This is something that has been bothering me a long time. Let’s see if I can explain it well.
A lot of the problem is the press. As technology has grown in influence over the last several decades, news outlets have hired technology writers, and published a steady stream of their work. In an effort to fill column inches, they tend to speculate about tech that mostly exists in press releases, and is not yet a shipping product. Sometimes, they breathlessly repeat what they have been told by very skillful marketing executives at tech companies, in an effort to grab eyeballs with the latest thing. It is also driven by an effort - I think - not to be left behind. To avoid being the last media outlet to recognize that change was coming.
I understand all of that - we all do. But what happens next is what I am more concerned about.
Primarily because of this onslaught of reporting, we - leaders, teachers, administrators - are often distracted away from the hard conversations. And particularly administrators don’t mind that - I think they even like it. It helps them sound like they can predict the future - something we all wish our leaders could do. But for them, it is easier to talk about some distant future that makes us sound smart than it is to move our faculty even one or two steps in the direction we need now. It reminds me of Dug the dog in the animated Pixar movie classic “Up,” who gets continually distracted by seeing a “Squirrel!”

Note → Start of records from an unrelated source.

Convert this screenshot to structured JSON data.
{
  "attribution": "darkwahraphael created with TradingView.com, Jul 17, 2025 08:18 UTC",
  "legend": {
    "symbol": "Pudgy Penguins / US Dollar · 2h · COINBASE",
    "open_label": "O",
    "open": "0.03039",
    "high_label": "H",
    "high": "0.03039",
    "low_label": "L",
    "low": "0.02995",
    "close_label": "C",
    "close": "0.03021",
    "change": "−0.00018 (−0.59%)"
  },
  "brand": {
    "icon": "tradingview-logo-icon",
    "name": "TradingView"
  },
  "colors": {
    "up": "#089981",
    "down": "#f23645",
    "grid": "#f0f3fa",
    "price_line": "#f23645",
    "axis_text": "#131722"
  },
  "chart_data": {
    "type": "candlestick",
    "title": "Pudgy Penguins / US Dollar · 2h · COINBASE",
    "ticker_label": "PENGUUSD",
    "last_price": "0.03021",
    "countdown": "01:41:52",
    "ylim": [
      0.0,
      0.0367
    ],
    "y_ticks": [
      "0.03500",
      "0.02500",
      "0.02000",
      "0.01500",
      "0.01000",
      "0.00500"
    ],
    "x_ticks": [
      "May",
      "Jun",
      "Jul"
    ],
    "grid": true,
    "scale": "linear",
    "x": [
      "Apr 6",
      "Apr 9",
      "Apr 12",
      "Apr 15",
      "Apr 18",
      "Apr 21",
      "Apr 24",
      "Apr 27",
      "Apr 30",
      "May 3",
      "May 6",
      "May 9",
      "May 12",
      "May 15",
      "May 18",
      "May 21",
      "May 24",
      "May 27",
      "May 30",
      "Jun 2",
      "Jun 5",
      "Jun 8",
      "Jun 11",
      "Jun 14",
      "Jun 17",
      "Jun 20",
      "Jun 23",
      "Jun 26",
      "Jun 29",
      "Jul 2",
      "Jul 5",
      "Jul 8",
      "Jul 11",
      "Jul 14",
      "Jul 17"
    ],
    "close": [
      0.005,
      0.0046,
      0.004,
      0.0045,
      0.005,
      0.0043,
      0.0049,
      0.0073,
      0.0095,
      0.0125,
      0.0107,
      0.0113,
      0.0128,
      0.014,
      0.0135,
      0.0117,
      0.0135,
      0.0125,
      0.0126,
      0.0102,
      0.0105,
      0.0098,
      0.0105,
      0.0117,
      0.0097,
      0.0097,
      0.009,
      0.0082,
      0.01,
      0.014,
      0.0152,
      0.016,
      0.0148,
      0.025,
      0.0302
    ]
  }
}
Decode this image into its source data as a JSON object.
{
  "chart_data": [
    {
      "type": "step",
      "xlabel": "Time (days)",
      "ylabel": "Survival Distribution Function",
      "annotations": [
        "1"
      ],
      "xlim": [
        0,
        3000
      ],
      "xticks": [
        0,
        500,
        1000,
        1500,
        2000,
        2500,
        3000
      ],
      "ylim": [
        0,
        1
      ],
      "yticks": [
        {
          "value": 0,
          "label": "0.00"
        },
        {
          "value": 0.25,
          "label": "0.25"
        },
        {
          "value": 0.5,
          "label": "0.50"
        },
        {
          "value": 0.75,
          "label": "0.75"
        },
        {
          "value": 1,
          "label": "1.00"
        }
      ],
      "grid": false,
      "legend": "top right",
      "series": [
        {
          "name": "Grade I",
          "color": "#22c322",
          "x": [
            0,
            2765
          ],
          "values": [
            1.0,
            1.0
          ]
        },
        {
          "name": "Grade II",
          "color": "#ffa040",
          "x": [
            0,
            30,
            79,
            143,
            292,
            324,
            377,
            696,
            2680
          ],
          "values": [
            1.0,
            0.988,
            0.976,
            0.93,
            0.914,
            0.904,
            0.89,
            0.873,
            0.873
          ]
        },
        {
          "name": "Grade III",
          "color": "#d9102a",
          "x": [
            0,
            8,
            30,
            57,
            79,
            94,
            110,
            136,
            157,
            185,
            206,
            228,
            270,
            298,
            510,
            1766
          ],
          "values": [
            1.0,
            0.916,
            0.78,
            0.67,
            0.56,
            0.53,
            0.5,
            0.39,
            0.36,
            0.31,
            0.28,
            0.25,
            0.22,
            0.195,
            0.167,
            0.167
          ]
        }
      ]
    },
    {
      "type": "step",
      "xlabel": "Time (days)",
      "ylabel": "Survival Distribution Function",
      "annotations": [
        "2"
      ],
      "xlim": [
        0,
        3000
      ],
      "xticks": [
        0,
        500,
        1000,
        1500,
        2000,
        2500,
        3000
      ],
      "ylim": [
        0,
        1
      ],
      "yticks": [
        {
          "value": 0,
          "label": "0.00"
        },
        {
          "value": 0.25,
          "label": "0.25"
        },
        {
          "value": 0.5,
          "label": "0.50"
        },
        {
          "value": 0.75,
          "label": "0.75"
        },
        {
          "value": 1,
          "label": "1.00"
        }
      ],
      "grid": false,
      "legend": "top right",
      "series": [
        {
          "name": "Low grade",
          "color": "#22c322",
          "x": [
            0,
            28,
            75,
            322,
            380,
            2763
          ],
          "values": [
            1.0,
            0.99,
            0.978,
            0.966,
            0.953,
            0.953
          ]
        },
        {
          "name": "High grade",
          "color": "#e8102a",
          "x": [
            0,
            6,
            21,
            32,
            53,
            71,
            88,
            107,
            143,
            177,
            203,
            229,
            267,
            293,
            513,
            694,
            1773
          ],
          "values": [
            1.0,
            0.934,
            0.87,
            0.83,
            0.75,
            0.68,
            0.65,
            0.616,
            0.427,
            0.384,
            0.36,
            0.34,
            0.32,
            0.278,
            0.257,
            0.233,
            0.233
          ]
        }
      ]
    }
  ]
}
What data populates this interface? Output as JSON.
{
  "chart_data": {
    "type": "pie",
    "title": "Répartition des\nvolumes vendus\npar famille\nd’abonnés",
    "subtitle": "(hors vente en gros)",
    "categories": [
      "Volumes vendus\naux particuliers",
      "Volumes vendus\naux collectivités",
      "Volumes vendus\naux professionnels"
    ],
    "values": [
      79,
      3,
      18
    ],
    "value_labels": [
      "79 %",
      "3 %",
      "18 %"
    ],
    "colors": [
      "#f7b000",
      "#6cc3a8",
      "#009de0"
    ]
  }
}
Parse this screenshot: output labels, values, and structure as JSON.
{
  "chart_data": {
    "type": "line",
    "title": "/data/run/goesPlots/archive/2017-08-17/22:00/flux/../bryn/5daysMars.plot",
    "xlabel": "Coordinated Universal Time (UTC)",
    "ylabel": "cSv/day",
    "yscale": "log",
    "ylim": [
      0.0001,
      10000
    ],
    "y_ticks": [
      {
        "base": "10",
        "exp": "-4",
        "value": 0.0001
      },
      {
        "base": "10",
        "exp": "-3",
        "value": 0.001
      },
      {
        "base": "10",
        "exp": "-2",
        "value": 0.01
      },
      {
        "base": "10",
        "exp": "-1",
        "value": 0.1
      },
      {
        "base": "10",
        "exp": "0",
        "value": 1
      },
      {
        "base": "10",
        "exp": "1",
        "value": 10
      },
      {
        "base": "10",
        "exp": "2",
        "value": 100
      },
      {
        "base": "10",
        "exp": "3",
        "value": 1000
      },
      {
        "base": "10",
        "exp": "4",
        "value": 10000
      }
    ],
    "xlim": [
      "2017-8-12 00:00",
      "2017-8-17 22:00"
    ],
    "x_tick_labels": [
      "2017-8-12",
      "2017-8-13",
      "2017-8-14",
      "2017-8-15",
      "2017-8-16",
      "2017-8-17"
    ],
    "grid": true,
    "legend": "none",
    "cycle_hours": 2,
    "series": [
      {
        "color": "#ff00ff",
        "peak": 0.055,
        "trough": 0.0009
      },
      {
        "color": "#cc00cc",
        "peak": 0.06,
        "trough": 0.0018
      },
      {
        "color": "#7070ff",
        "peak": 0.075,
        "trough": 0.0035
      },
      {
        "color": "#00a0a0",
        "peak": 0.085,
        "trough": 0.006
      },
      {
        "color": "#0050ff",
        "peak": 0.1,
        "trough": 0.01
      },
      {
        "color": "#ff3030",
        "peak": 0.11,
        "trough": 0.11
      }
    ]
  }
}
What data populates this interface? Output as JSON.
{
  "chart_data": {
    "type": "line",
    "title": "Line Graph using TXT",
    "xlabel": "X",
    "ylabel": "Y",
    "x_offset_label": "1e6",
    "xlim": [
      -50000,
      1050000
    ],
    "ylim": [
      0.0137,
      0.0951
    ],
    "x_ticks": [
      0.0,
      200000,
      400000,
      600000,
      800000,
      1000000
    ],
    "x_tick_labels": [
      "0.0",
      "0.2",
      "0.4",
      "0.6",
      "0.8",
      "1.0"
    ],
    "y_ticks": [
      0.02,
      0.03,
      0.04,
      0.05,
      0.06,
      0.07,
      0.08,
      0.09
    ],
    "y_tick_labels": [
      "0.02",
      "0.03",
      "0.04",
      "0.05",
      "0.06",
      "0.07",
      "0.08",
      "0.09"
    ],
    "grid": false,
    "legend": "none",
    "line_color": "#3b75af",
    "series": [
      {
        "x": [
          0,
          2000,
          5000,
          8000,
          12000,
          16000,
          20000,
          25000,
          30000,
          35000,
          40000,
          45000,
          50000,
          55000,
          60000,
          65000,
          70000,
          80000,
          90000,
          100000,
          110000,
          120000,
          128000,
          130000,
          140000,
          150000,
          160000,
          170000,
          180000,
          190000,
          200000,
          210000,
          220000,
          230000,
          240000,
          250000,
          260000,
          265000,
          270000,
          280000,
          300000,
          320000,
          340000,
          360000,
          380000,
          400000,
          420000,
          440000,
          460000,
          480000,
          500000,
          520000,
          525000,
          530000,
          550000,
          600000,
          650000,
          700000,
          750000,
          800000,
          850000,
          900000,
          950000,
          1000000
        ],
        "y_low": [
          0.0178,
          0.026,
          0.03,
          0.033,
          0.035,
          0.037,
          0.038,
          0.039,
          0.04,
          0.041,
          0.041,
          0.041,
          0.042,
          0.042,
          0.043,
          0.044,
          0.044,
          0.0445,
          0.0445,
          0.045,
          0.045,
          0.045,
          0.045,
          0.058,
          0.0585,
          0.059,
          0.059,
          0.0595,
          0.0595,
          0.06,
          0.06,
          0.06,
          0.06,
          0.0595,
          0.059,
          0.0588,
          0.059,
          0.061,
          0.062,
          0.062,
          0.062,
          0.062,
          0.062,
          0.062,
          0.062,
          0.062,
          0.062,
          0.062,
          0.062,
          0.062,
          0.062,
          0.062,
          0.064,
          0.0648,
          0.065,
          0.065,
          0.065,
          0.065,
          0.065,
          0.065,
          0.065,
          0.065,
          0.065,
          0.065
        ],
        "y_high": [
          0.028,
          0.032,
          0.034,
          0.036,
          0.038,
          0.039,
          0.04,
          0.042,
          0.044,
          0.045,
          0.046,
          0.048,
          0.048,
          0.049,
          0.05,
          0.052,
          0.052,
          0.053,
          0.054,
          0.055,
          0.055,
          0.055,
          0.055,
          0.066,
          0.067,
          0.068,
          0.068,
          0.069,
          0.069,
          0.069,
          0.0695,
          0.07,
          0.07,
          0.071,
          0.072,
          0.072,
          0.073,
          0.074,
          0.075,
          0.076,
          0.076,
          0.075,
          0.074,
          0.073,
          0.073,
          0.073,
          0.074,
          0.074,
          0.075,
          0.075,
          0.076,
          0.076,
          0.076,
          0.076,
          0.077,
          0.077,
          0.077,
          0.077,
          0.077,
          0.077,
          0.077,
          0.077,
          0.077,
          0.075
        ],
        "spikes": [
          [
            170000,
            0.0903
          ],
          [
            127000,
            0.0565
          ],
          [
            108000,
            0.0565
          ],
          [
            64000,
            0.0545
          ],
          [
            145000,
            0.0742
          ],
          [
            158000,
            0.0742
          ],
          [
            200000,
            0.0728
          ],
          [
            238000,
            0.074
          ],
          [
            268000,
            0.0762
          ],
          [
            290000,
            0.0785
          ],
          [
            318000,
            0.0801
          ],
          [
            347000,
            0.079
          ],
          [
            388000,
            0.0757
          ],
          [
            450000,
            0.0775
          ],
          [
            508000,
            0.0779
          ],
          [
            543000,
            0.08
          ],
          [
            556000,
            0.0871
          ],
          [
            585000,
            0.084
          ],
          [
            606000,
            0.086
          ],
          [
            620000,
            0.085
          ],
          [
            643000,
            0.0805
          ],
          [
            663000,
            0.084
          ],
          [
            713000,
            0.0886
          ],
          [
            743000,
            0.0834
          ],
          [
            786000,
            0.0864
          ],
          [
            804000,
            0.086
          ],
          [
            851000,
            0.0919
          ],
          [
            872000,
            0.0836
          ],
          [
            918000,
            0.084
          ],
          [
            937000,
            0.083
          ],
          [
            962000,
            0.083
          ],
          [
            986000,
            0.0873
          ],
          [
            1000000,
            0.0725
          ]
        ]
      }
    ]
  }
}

We get distracted by the latest shiny “total change” toy, and it can take our attention away from critical issues in education that we need to be wrestling with instead. MOOCs, Artificial Intelligence, VR - the list goes on. There were rivers of ink spilled about how MOOCs were going to change education forever. It was bunk. But the meetings, the hard decisions to play or not to play - it took us away from working on much more important topics.
What we tend to do is examine the latest thing, briefly, for fear it may change everything and when satisfied that it will not, we move on. We make pronouncements that education in the near future will all take place virtually. That robots will teach our students. It’s all bunk. And it’s free - in 5 years, no one will remember we said that, and ask us to account for doing so.
It is not only bunk, I will go so far as to say it is irresponsible future gazing at the expense of the hard work we should be doing now. And it is easier – and lazier – than engaging with hard changes that need to be begun, some of them urgently.
A recent example was how we focused on the “threat” of MOOCs instead of doing the hard work of preparing for a hybrid online future. Local, teacher-based, student-focused, hybrid learning. And what happened? We were not ready for the pandemic, and much disruption - and poor educational outcomes - occurred as a result.
What if we had a concrete 10 year plan, and adjusted it as necessary as each 10 year period unfolded? What if we executed on that plan, and avoided wasting time speculating about how everyone is going to go to school in their VR headsets all day? It won’t happen, so let’s stop talking about it, and talk about how to do hybrid learning well.
Letters of Recommendation
If you have not seen the movie mentioned here - Up! - you really should. That is my recommendation for the week. Bring it up on your streaming service of choice. Here is the official trailer:
Q of the Week
The Q of the Week this week is a Quote from the poet Pádraig Ó Tuama:
We are interested in holding wonder in one hand and work in the other. Wonder at all we do not understand; work to support each other, help each other, learn, commit, change, and improve.